The survey from Scottish Widows reveals that while confidence is beginning to return to the pensions market with savings figures up from their 2006 level, only 49% of those questioned are saving adequately and 24% are not saving at all. Pension savings have still not returned to their 2005 level.
Contractors do not enjoy the periods of unbroken service that lend themselves to pension savings
IFA expert
And amidst all this inattention to pension savings, contractors are among the worst, according to an expert independent financial adviser (IFA).
''Contractors, who move from one contract to another, tend to be somewhat careless about saving for retirement even by UK standards,'' says the IFA expert. ''They do not enjoy the periods of unbroken service that lend themselves to pension savings.''
But contractors are also high earners, and they tend to look into solutions that help save taxes, the IFA expert points out. The advantages to be gained by pension contributions, which are limited only insofar as they remain in scale with the business you are running, are quite considerable. Pension contributions will only be disallowable where there is an identifiable non-business purpose for the employer's decision to make the contribution to a registered scheme.

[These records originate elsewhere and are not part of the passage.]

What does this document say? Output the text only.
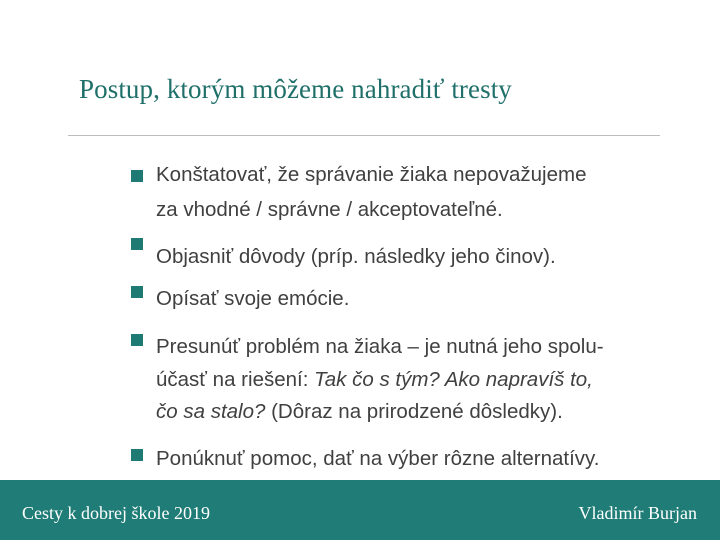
Postup, ktorým môžeme nahradiť tresty
Konštatovať, že správanie žiaka nepovažujeme
za vhodné / správne / akceptovateľné.
Objasniť dôvody (príp. následky jeho činov).
Opísať svoje emócie.
Presunúť problém na žiaka – je nutná jeho spolu-
účasť na riešení: Tak čo s tým? Ako napravíš to,
čo sa stalo? (Dôraz na prirodzené dôsledky).
Ponúknuť pomoc, dať na výber rôzne alternatívy.
Cesty k dobrej škole 2019	Vladimír Burjan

''So when contractors do realise the tax benefits to be had with pension contributions, they tend to make far larger contributions to pension schemes than the average UK worker. This is especially true since contractors tend to be high earners over relatively short periods, so they take advantage of high-earning contracts to make larger contributions,'' the IFA expert points out.
The IFA expert explains: ''You can invest money personally from your own funds or direct from your company bank account. If caught by IR35, you save not only the income tax that would ordinarily be payable but you also avoid the employers and employees national insurance contributions. The amount of tax relief can be as much as 48% meaning that for each £100 invested you pay £52 and the tax man pays the rest.''
All confusion about pension contributions has been dispelled with the recent clarification from the Treasury
IFA expert
''For those outside of IR35,'' the expert continues, ''you can pay 19% on corporation tax and 32.5% on dividends yet benefit from 22% or 40% tax relief when investing personally into a pension.''
There had been a period of confusion about contractor pensions in the past year when the Revenue issued new rules that most of the industry judged unclear. Last month, however, the Revenue issued new guidance which makes it clear that any contractor, whether one working for an umbrella company or one who owns a limited company, can take full advantage of tax breaks on pension contributions.
''All confusion about contractor pensions and tax has now been dispelled,'' the IFA expert insists.